Contracts are legally binding agreements. Attorneys often use the terms "contract" and "agreement" interchangeably, but not just any agreement is a legally binding contract.

A contract is formed by a meeting of the minds of at least two parties, a mutual assent resulting from the expression of an offer by one and an acceptance of precisely that offer by the other.

The offer has no effect if the other person does not accept it. A mere discussion of the offer does not constitute acceptance. Negotiation often leads people to believe that they can expect other people to commit themselves to certain things, but until there has been an actual offer and a clear acceptance, there has not been the necessary "meeting of minds" to form a contract.

A person making an offer may revoke it (cancel it completely) at any time before it is accepted. If you wish to revoke your offer, however, you must communicate that fact to the person(s) who might accept your offer. The revocation becomes effective upon delivery to the other person...for example when the letter revoking the offer arrives at his residence or place of business.

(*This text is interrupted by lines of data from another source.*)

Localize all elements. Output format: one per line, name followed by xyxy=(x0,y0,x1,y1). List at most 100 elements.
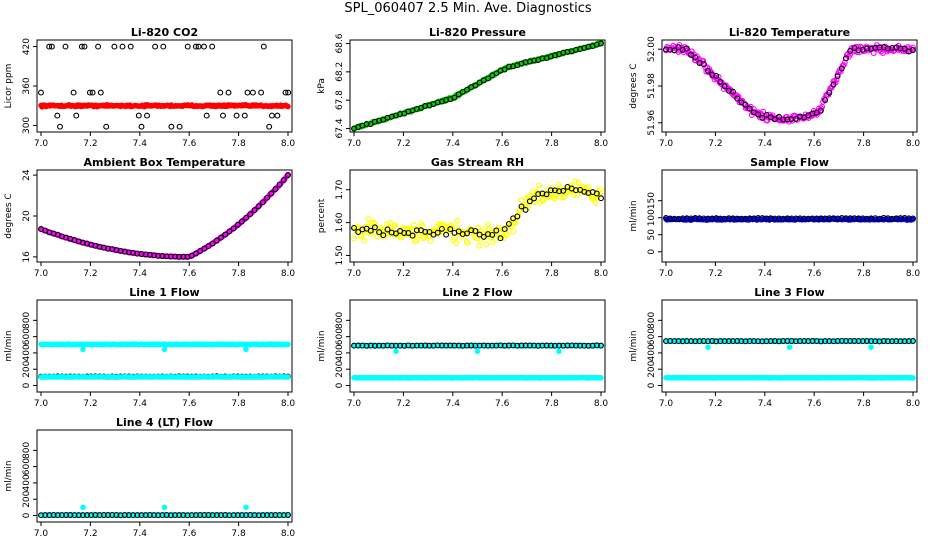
data-point xyxy=(593,190,600,197)
series-2-5-min-ave xyxy=(38,172,291,260)
x-tick-label: 7.6 xyxy=(495,139,510,149)
panel-sample_flow: Sample Flow ml/min 7.0 7.2 7.4 7.6 7.8 8.0 0 50 10… xyxy=(629,156,920,279)
data-point xyxy=(285,341,291,348)
x-tick-label: 7.0 xyxy=(659,139,674,149)
data-point xyxy=(285,103,291,110)
data-point xyxy=(539,55,546,62)
data-point xyxy=(501,226,508,233)
y-tick-label: 800 xyxy=(22,441,32,458)
data-point xyxy=(474,235,480,242)
data-point xyxy=(893,44,900,51)
x-tick-label: 7.0 xyxy=(659,399,674,409)
data-point xyxy=(438,225,445,232)
data-point xyxy=(822,215,829,222)
data-point xyxy=(234,221,241,228)
data-point xyxy=(97,89,104,96)
x-tick-label: 7.0 xyxy=(34,139,49,149)
data-point xyxy=(551,195,558,202)
data-point xyxy=(463,238,470,245)
data-point xyxy=(163,253,170,260)
panel-title: Li-820 Temperature xyxy=(729,26,850,39)
data-point xyxy=(454,217,461,224)
y-tick-label: 68.2 xyxy=(335,62,345,82)
data-point xyxy=(448,222,455,228)
x-tick-label: 7.2 xyxy=(83,529,97,539)
data-point xyxy=(663,46,669,53)
data-point xyxy=(688,215,695,222)
data-point xyxy=(176,123,183,130)
data-point xyxy=(80,504,86,511)
data-point xyxy=(226,228,233,235)
y-tick-label: 800 xyxy=(335,311,345,328)
y-tick-label: 0 xyxy=(647,249,657,255)
data-point xyxy=(472,228,479,234)
data-point xyxy=(876,44,883,51)
data-point xyxy=(704,215,711,222)
x-tick-label: 7.4 xyxy=(758,139,773,149)
data-point xyxy=(48,43,55,50)
data-point xyxy=(392,230,399,237)
x-tick-label: 7.4 xyxy=(446,269,461,279)
data-point xyxy=(700,61,707,68)
data-point xyxy=(184,43,191,50)
data-point xyxy=(572,187,579,194)
data-point xyxy=(910,375,916,381)
data-point xyxy=(543,191,550,198)
data-point xyxy=(700,215,707,222)
y-tick-label: 400 xyxy=(647,344,657,361)
y-tick-label: 52.00 xyxy=(647,36,657,62)
data-point xyxy=(405,230,412,236)
data-point xyxy=(46,43,53,50)
panel-line4: Line 4 (LT) Flow ml/min 7.0 7.2 7.4 7.6 7.8 8.0… xyxy=(4,416,295,539)
data-point xyxy=(201,245,208,252)
x-tick-label: 7.8 xyxy=(544,139,559,149)
data-point xyxy=(797,215,803,222)
x-tick-label: 7.0 xyxy=(659,269,674,279)
data-point xyxy=(474,348,481,355)
panel-title: Li-820 CO2 xyxy=(131,26,198,39)
data-point xyxy=(285,172,291,178)
data-point xyxy=(555,181,562,188)
data-point xyxy=(434,229,441,236)
data-point xyxy=(760,108,767,115)
panel-line1: Line 1 Flow ml/min 7.0 7.2 7.4 7.6 7.8 8.0 0 2004… xyxy=(4,286,295,409)
data-point xyxy=(427,237,434,244)
data-point xyxy=(272,186,279,193)
data-point xyxy=(180,253,187,260)
data-point xyxy=(742,101,749,108)
data-point xyxy=(518,196,525,203)
data-point xyxy=(453,240,460,247)
data-point xyxy=(276,181,283,188)
data-point xyxy=(144,112,150,119)
y-axis-label: percent xyxy=(317,198,327,233)
data-point xyxy=(763,215,770,222)
data-point xyxy=(834,73,841,80)
data-point xyxy=(692,215,699,221)
data-point xyxy=(105,245,111,252)
data-point xyxy=(847,51,853,58)
data-point xyxy=(497,235,504,242)
y-tick-label: 1.50 xyxy=(335,245,345,265)
data-point xyxy=(168,123,175,130)
data-point xyxy=(422,228,429,235)
data-point xyxy=(889,215,896,222)
data-point xyxy=(483,241,490,248)
data-point xyxy=(792,115,799,122)
data-point xyxy=(493,70,500,77)
data-point xyxy=(138,251,145,257)
y-tick-label: 20 xyxy=(22,210,32,222)
data-point xyxy=(776,113,782,120)
data-point xyxy=(249,89,256,96)
data-point xyxy=(512,219,519,226)
data-point xyxy=(721,215,728,222)
y-tick-label: 400 xyxy=(335,344,345,361)
panel-title: Ambient Box Temperature xyxy=(84,156,246,169)
data-point xyxy=(838,65,845,72)
x-tick-label: 7.2 xyxy=(396,269,410,279)
data-point xyxy=(704,67,711,74)
data-point xyxy=(138,123,145,130)
data-point xyxy=(826,215,833,222)
data-point xyxy=(268,112,275,119)
data-point xyxy=(679,215,686,222)
y-tick-label: 100 xyxy=(647,209,657,226)
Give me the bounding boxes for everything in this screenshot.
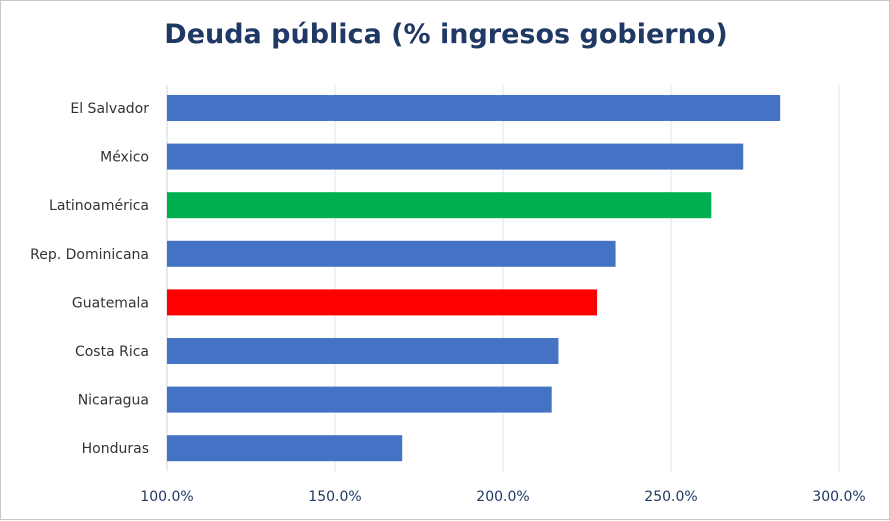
category-label: México [100,150,149,166]
bar [167,386,552,413]
x-tick-labels: 100.0% 150.0% 200.0% 250.0% 300.0% [140,489,865,505]
bar [167,338,559,364]
category-label: Latinoamérica [49,198,149,214]
category-label: Costa Rica [75,344,149,360]
bar [167,192,712,219]
bars [167,95,781,462]
x-tick-label: 100.0% [140,489,193,505]
bar [167,240,616,267]
bar [167,435,403,462]
gridlines [166,85,840,471]
category-label: Guatemala [72,295,149,311]
x-tick-label: 300.0% [812,489,865,505]
chart-title: Deuda pública (% ingresos gobierno) [164,19,728,50]
x-tick-label: 200.0% [476,489,529,505]
x-tick-label: 150.0% [308,489,361,505]
category-label: Honduras [82,441,149,457]
bar [167,289,598,316]
x-tick-label: 250.0% [644,489,697,505]
category-label: Nicaragua [78,393,149,409]
category-label: El Salvador [70,101,149,117]
category-label: Rep. Dominicana [30,247,149,263]
bar [167,143,744,170]
bar [167,95,781,121]
category-labels: El Salvador México Latinoamérica Rep. Domin… [30,101,149,457]
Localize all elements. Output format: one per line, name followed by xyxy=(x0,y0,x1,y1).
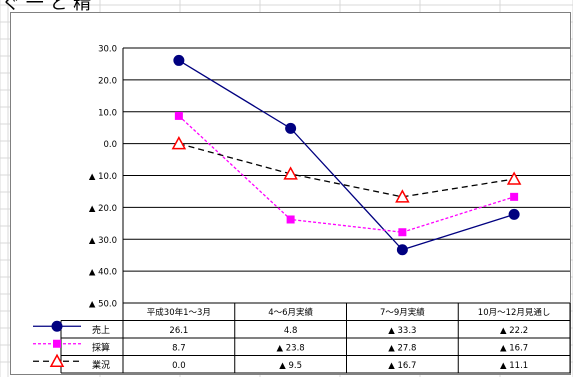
line-chart: 30.0 20.0 10.0 0.0 ▲ 10.0 ▲ 20.0 ▲ 30.0 ▲ 40.0 ▲… xyxy=(33,45,571,374)
data-label-採算-1: ▲ 23.8 xyxy=(277,343,305,353)
marker-業況-1 xyxy=(283,166,298,180)
series-line-採算 xyxy=(178,115,515,233)
marker-採算-2 xyxy=(398,228,407,237)
marker-売上-3 xyxy=(508,208,520,220)
series-line-売上 xyxy=(178,59,515,251)
series-line-業況 xyxy=(178,142,515,198)
y-tick-label: 20.0 xyxy=(98,76,117,86)
y-tick-label: 30.0 xyxy=(98,45,117,55)
legend-label-売上: 売上 xyxy=(92,324,110,336)
marker-採算-3 xyxy=(510,192,519,201)
legend-label-採算: 採算 xyxy=(92,341,110,353)
marker-売上-legend xyxy=(51,320,63,332)
data-label-売上-2: ▲ 33.3 xyxy=(388,326,416,336)
y-tick-label: ▲ 10.0 xyxy=(89,172,117,182)
data-label-業況-2: ▲ 16.7 xyxy=(388,361,416,371)
data-label-採算-0: 8.7 xyxy=(172,343,186,353)
marker-売上-0 xyxy=(173,54,185,66)
data-label-売上-1: 4.8 xyxy=(284,326,298,336)
x-category-label: 7～9月実績 xyxy=(380,307,425,318)
cut-off-heading: ぐ 一 と 精 xyxy=(2,0,92,14)
data-label-業況-3: ▲ 11.1 xyxy=(500,361,528,371)
x-category-label: 10月～12月見通し xyxy=(478,307,551,318)
y-tick-label: 0.0 xyxy=(103,140,117,150)
marker-売上-2 xyxy=(396,244,408,256)
legend-label-業況: 業況 xyxy=(92,359,110,371)
chart-area[interactable]: 30.0 20.0 10.0 0.0 ▲ 10.0 ▲ 20.0 ▲ 30.0 ▲ 40.0 ▲… xyxy=(10,12,571,375)
y-tick-label: ▲ 30.0 xyxy=(89,236,117,246)
data-label-採算-2: ▲ 27.8 xyxy=(388,343,416,353)
y-tick-label: ▲ 40.0 xyxy=(89,268,117,278)
marker-業況-legend xyxy=(49,353,65,367)
marker-採算-0 xyxy=(174,111,183,120)
marker-業況-3 xyxy=(506,171,522,185)
x-category-label: 4～6月実績 xyxy=(268,307,313,318)
y-tick-label: ▲ 20.0 xyxy=(89,204,117,214)
data-label-採算-3: ▲ 16.7 xyxy=(500,343,528,353)
marker-採算-1 xyxy=(286,215,295,224)
marker-採算-legend xyxy=(53,339,61,348)
marker-業況-2 xyxy=(395,189,410,203)
marker-業況-0 xyxy=(171,136,187,150)
x-category-label: 平成30年1～3月 xyxy=(147,307,211,318)
data-label-業況-1: ▲ 9.5 xyxy=(279,361,302,371)
y-tick-label: ▲ 50.0 xyxy=(89,300,117,310)
y-tick-label: 10.0 xyxy=(98,108,117,118)
data-label-業況-0: 0.0 xyxy=(172,361,186,371)
marker-売上-1 xyxy=(285,122,297,134)
data-label-売上-0: 26.1 xyxy=(169,326,188,336)
data-label-売上-3: ▲ 22.2 xyxy=(500,326,528,336)
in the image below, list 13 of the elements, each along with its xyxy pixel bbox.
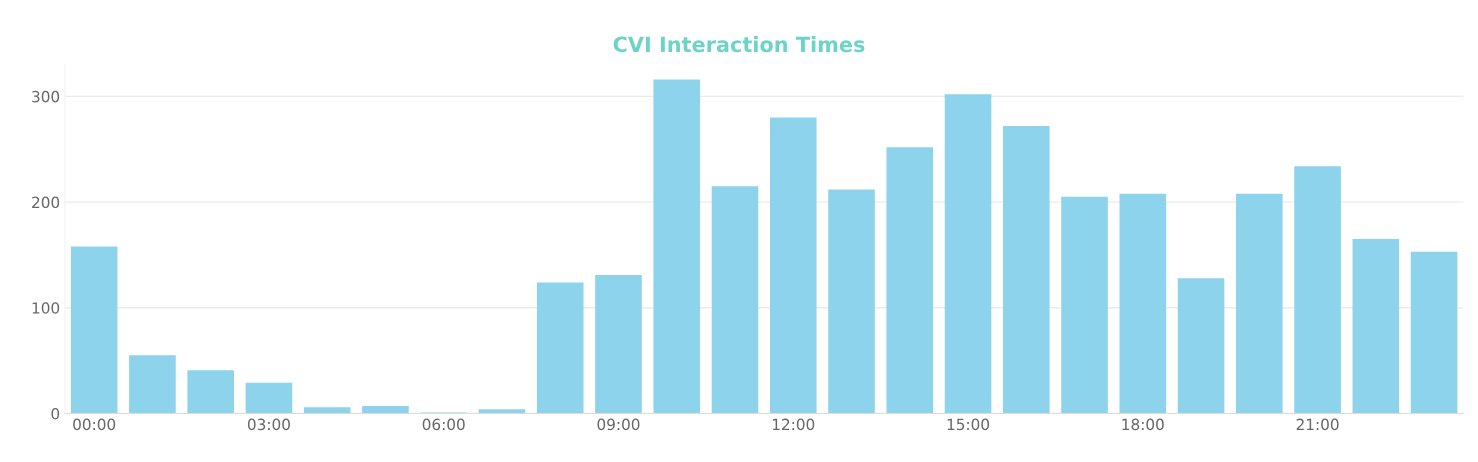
- x-tick-label: 21:00: [1296, 418, 1339, 431]
- x-tick-label: 15:00: [947, 418, 990, 431]
- x-tick-label: 09:00: [597, 418, 640, 431]
- x-tick-label: 03:00: [247, 418, 290, 431]
- x-tick-label: 12:00: [772, 418, 815, 431]
- y-tick-label: 200: [32, 196, 60, 209]
- y-tick-label: 0: [51, 407, 60, 420]
- chart-title: CVI Interaction Times: [613, 36, 865, 53]
- x-tick-label: 18:00: [1122, 418, 1164, 431]
- y-tick-label: 100: [32, 302, 60, 314]
- x-tick-label: 06:00: [422, 418, 465, 431]
- x-tick-label: 00:00: [73, 418, 116, 431]
- y-tick-label: 300: [32, 90, 60, 103]
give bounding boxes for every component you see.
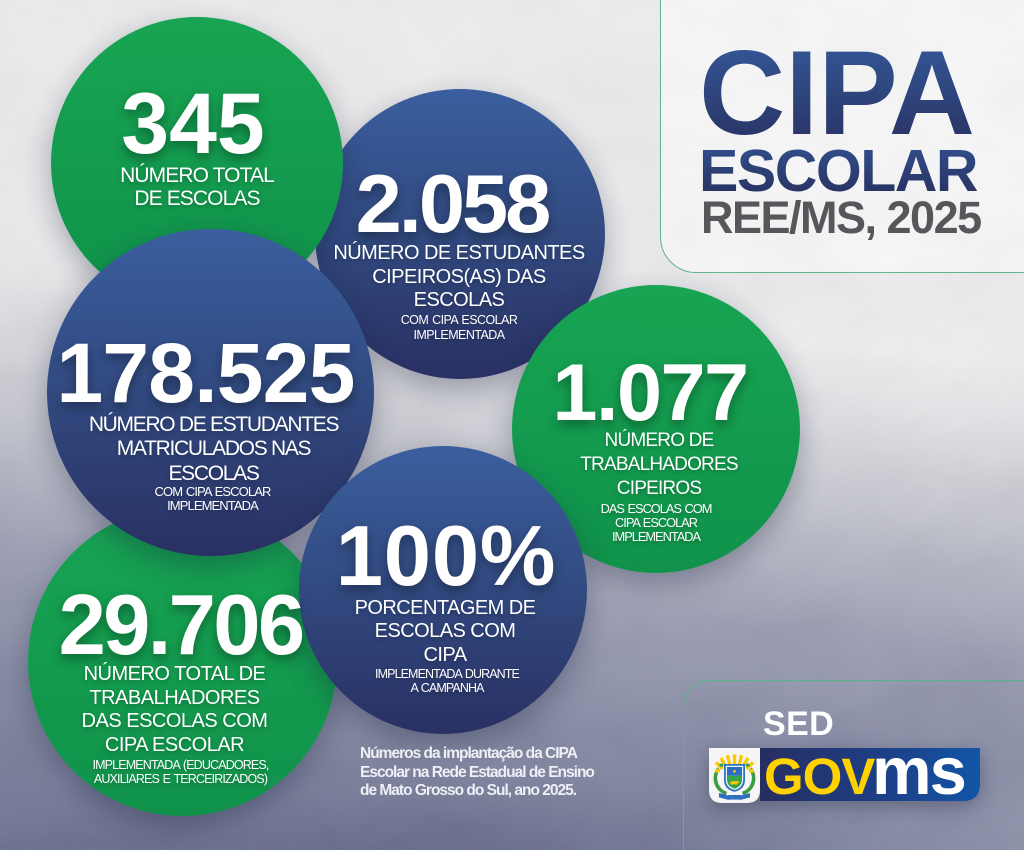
svg-text:GOV: GOV: [764, 748, 875, 803]
svg-text:ms: ms: [872, 748, 965, 803]
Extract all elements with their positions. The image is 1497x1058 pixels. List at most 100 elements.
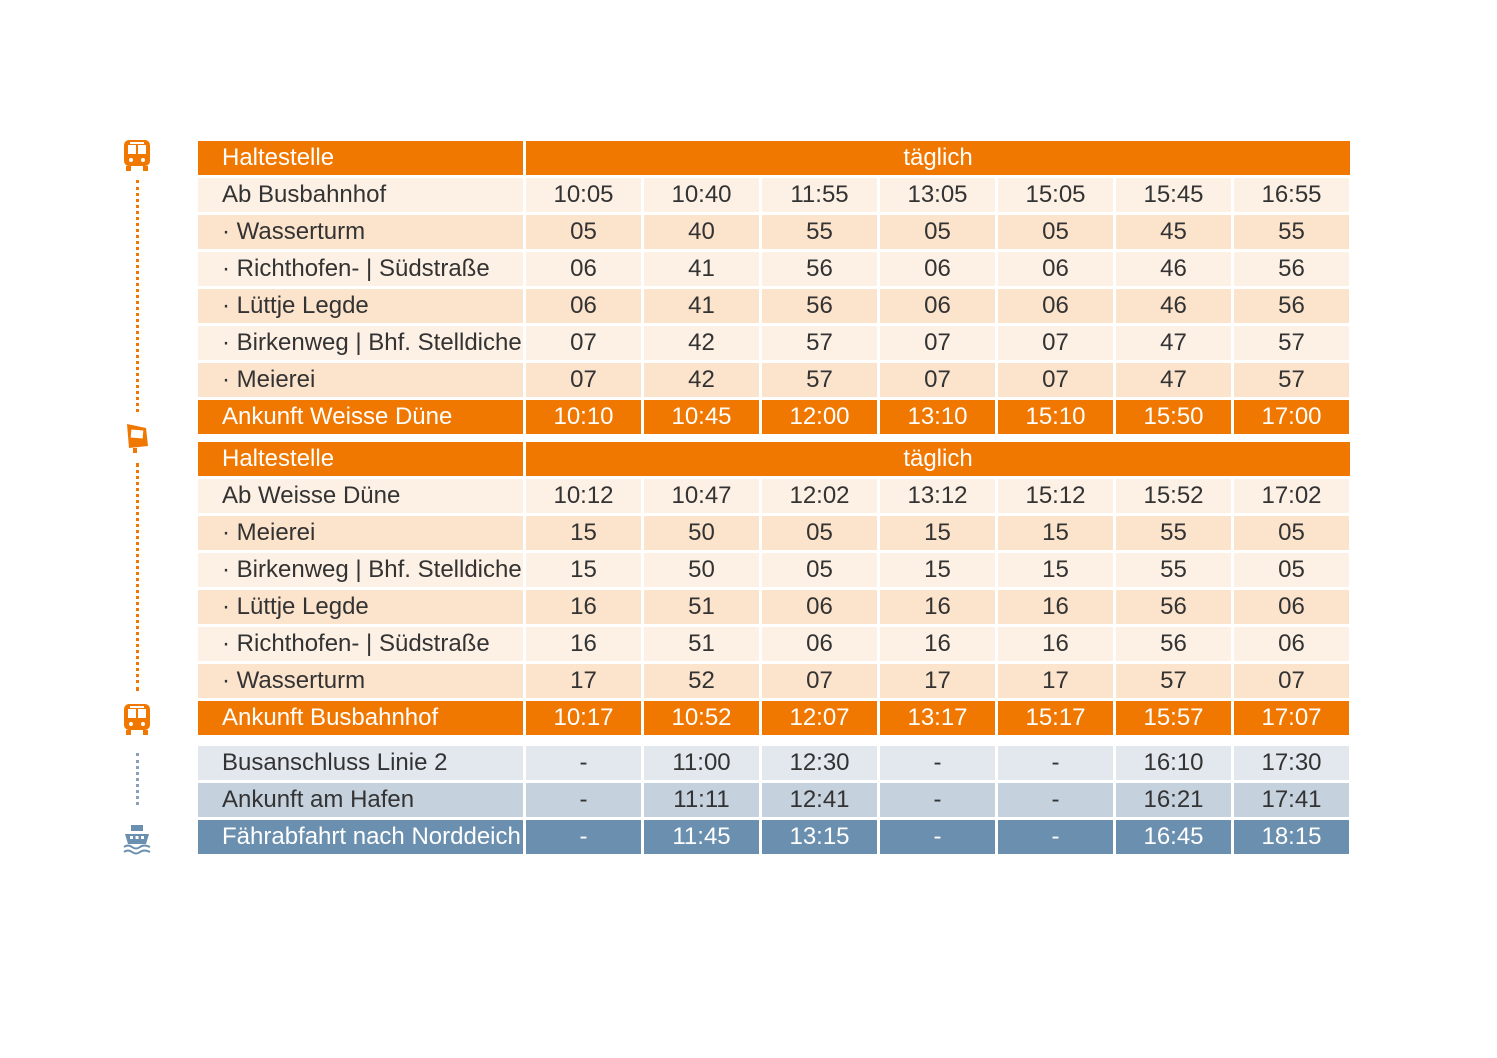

If a person or thing essential to the performance of a contract dies or is destroyed before the offer is accepted, the offer is ended automatically. To avoid possible problems, the fact that the offer has terminated should be communicated to those who are considering accepting it.

An offer by mail or telegram may be accepted by mail or 4 telegram unless the person making the offer specifies otherwise, and the acceptance is effective (the contract comes into existence) at the moment the acceptance is put into the mail box or given to the telegraph office. Unlike the revocation of an offer, an acceptance does not wait for delivery.

Many business communications such as advertisements and catalogues are construed not as offers, but as invitations to others to make offers. Generally, invitations to make bids (as for construction contracts) are not considered offers. That is why at an auction sale the bidder, not the seller of the property who is standing in the background watching the auctioneer, is generally considered the person making the offer, so that the seller is not bound by bids and may withdraw his property from sale without accepting an offer if the bidding is too low.

An apparent acceptance of an offer which suggests a change in the original offer is not an acceptance and does not create a contract. It is a counter offer.

A counteroffer is a rejection of an offer. It has no effect except to propose a new and different contract. You should assume that a supposed acceptance which suggests any change at all in an offer or counteroffer is not an acceptance.

For example, if party A offers a written printing contract to party B, and B signs it but crosses out a sentence, it is not yet a contract; it will not become a contract until A accepts the changed agreement (in this case probably by saying so and writing his initials by the deleted portion).

Many disputes arise because one party claims that a contract was made, while the other party says that the process was still in the offer and counteroffer stage. This is a particular danger when a contract is oral (spoken) rather than written...a good argument for putting agreements in writing even if it is not legally necessary.Conversations full of words and phrases like "if" and "would you be willing?" and "I would consider" are almost certainly negotiation. To avoid problems: (1) Be sure that both parties fully understand the content of the agreement (there is a meeting of minds), and (2) Be sure that the acceptance makes no change in the offer.

If there are any conditions, make them a part of the contract. For example, you say "I'll pay you $200 to paint my house by Wednesday." Painter: "Okay, as long as it doesn't rain." The painter has made a counteroffer, not completed a contract.

You say, "All right, I'll pay you $200 to paint my house 6 by Wednesday unless it rains before then; if rain keeps you from finishing it by Wednesday, you have to finish it as soon as the rain stops." You have accepted the painter's terms, but you have also added a kind of deadline, so you are now making a counteroffer. If the painter says, "Okay," you have a contract -- a rather loose one, in which there might, for example, be an argument over the nature and quality of the painting, or over how soon "as soon as" is, but a contract nevertheless.